The Benefits of Trickle Down Learning
In an initiative originally designed to embrace our senior leaders, we are infusing a trickled down coaching culture throughout Mazars. ReCoaches make adopters and cultural change agents in a partnership. They review existing partners less from the perspective of performance and achievement, and more for the development of competence through the teaching of new skills. It’s not prescriptive, because the process is completely bespoke to the individual being mentored and assessed. The assessment is fully tailored to the Mazars context and takes place on top-class, digital-first platform which include a fully customised 360 feedback component and even a personality test, as well as a peer endorsement functionality.
In only six months, we’ve scaled the process to appoint 278 ReCoaches (1/4 of our partnership) in 78 countries. The secret is to blend science with empathy, digitisation with humanity. The more scientific the approach, the less guesswork management has to employ in understanding what drives our aspiring leaders.
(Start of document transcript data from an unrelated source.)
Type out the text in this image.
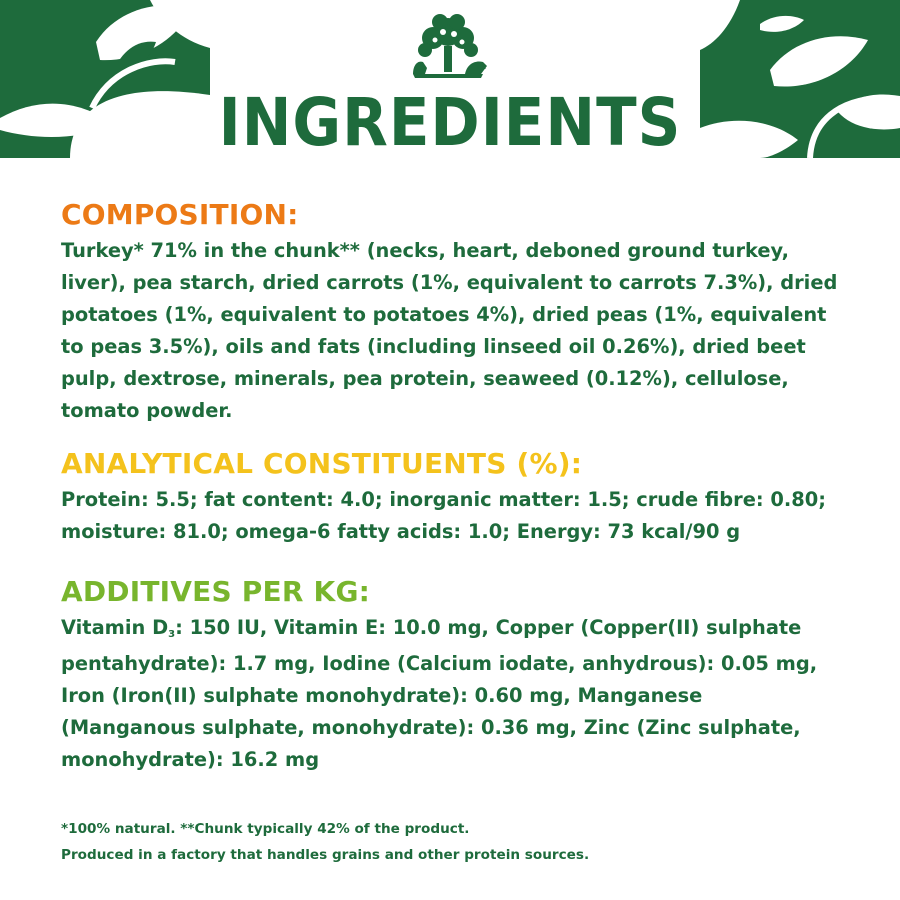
TM
INGREDIENTS
COMPOSITION:
Turkey* 71% in the chunk** (necks, heart, deboned ground turkey,
liver), pea starch, dried carrots (1%, equivalent to carrots 7.3%), dried
potatoes (1%, equivalent to potatoes 4%), dried peas (1%, equivalent
to peas 3.5%), oils and fats (including linseed oil 0.26%), dried beet
pulp, dextrose, minerals, pea protein, seaweed (0.12%), cellulose,
tomato powder.
ANALYTICAL CONSTITUENTS (%):
Protein: 5.5; fat content: 4.0; inorganic matter: 1.5; crude fibre: 0.80;
moisture: 81.0; omega-6 fatty acids: 1.0; Energy: 73 kcal/90 g
ADDITIVES PER KG:
Vitamin $D_3$: 150 IU, Vitamin E: 10.0 mg, Copper (Copper(II) sulphate
pentahydrate): 1.7 mg, Iodine (Calcium iodate, anhydrous): 0.05 mg,
Iron (Iron(II) sulphate monohydrate): 0.60 mg, Manganese
(Manganous sulphate, monohydrate): 0.36 mg, Zinc (Zinc sulphate,
monohydrate): 16.2 mg
*100% natural. **Chunk typically 42% of the product.
Produced in a factory that handles grains and other protein sources.
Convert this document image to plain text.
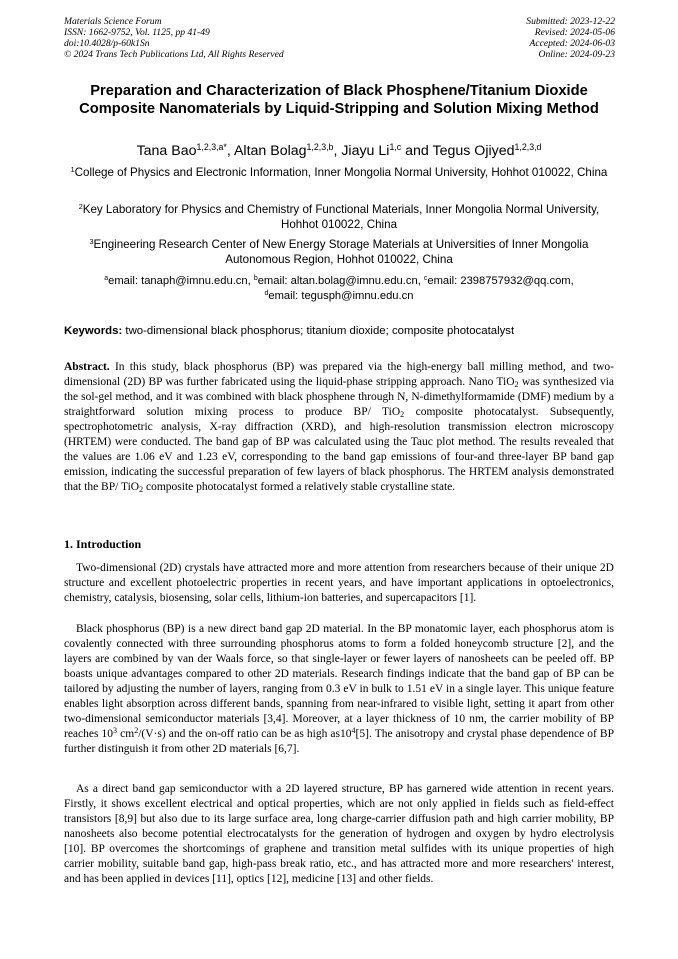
Materials Science Forum
ISSN: 1662-9752, Vol. 1125, pp 41-49
doi:10.4028/p-60k1Sn
© 2024 Trans Tech Publications Ltd, All Rights Reserved
Submitted: 2023-12-22
Revised: 2024-05-06
Accepted: 2024-06-03
Online: 2024-09-23
Preparation and Characterization of Black Phosphene/Titanium Dioxide Composite Nanomaterials by Liquid-Stripping and Solution Mixing Method
Tana Bao$^{1,2,3,a*}$, Altan Bolag$^{1,2,3,b}$, Jiayu Li$^{1,c}$ and Tegus Ojiyed$^{1,2,3,d}$
$^1$College of Physics and Electronic Information, Inner Mongolia Normal University, Hohhot 010022, China
$^2$Key Laboratory for Physics and Chemistry of Functional Materials, Inner Mongolia Normal University, Hohhot 010022, China
$^3$Engineering Research Center of New Energy Storage Materials at Universities of Inner Mongolia Autonomous Region, Hohhot 010022, China
$^a$email: tanaph@imnu.edu.cn, $^b$email: altan.bolag@imnu.edu.cn, $^c$email: 2398757932@qq.com,
$^d$email: tegusph@imnu.edu.cn
Keywords: two-dimensional black phosphorus; titanium dioxide; composite photocatalyst
Abstract. In this study, black phosphorus (BP) was prepared via the high-energy ball milling method, and two-dimensional (2D) BP was further fabricated using the liquid-phase stripping approach. Nano TiO$_2$ was synthesized via the sol-gel method, and it was combined with black phosphene through N, N-dimethylformamide (DMF) medium by a straightforward solution mixing process to produce BP/ TiO$_2$ composite photocatalyst. Subsequently, spectrophotometric analysis, X-ray diffraction (XRD), and high-resolution transmission electron microscopy (HRTEM) were conducted. The band gap of BP was calculated using the Tauc plot method. The results revealed that the values are 1.06 eV and 1.23 eV, corresponding to the band gap emissions of four-and three-layer BP band gap emission, indicating the successful preparation of few layers of black phosphorus. The HRTEM analysis demonstrated that the BP/ TiO$_2$ composite photocatalyst formed a relatively stable crystalline state.
1. Introduction
Two-dimensional (2D) crystals have attracted more and more attention from researchers because of their unique 2D structure and excellent photoelectric properties in recent years, and have important applications in optoelectronics, chemistry, catalysis, biosensing, solar cells, lithium-ion batteries, and supercapacitors [1].
Black phosphorus (BP) is a new direct band gap 2D material. In the BP monatomic layer, each phosphorus atom is covalently connected with three surrounding phosphorus atoms to form a folded honeycomb structure [2], and the layers are combined by van der Waals force, so that single-layer or fewer layers of nanosheets can be peeled off. BP boasts unique advantages compared to other 2D materials. Research findings indicate that the band gap of BP can be tailored by adjusting the number of layers, ranging from 0.3 eV in bulk to 1.51 eV in a single layer. This unique feature enables light absorption across different bands, spanning from near-infrared to visible light, setting it apart from other two-dimensional semiconductor materials [3,4]. Moreover, at a layer thickness of 10 nm, the carrier mobility of BP reaches $10^3$ $cm^2/(V\cdot s)$ and the on-off ratio can be as high $as10^4[5]$. The anisotropy and crystal phase dependence of BP further distinguish it from other 2D materials [6,7].
As a direct band gap semiconductor with a 2D layered structure, BP has garnered wide attention in recent years. Firstly, it shows excellent electrical and optical properties, which are not only applied in fields such as field-effect transistors [8,9] but also due to its large surface area, long charge-carrier diffusion path and high carrier mobility, BP nanosheets also become potential electrocatalysts for the generation of hydrogen and oxygen by hydro electrolysis [10]. BP overcomes the shortcomings of graphene and transition metal sulfides with its unique properties of high carrier mobility, suitable band gap, high-pass break ratio, etc., and has attracted more and more researchers' interest, and has been applied in devices [11], optics [12], medicine [13] and other fields.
The greater the human interaction, the greater the loyalty, and attainment. We even created a product, which the French government bought into, and has started to apply to their own most senior civil servants.
The Greeks had a word for it
So far so good. Today, almost 70 percent of our partners who have not yet become ReCoaches would like to become one in the future. As they pass on their learning to our talented millennials, who before long will be passing it down to the huge influx of so-called Gen Zs yet to come, the reverse mentoring they gain in the process forms a virtuous circle. After all, nobody is too old to learn.
The best company is a campus, a business school designed around its strategic needs, where education is a habit for all, and leaders are made, not born. That’s why leadership development is all about democratisation, and our ReCoaches are mentors, charged with enabling future leaders to face up to emerging market realities, both good, and bad.
Never was this more important. As Aristotle put it; ‘Education is an ornament in prosperity and a refuge in adversity’.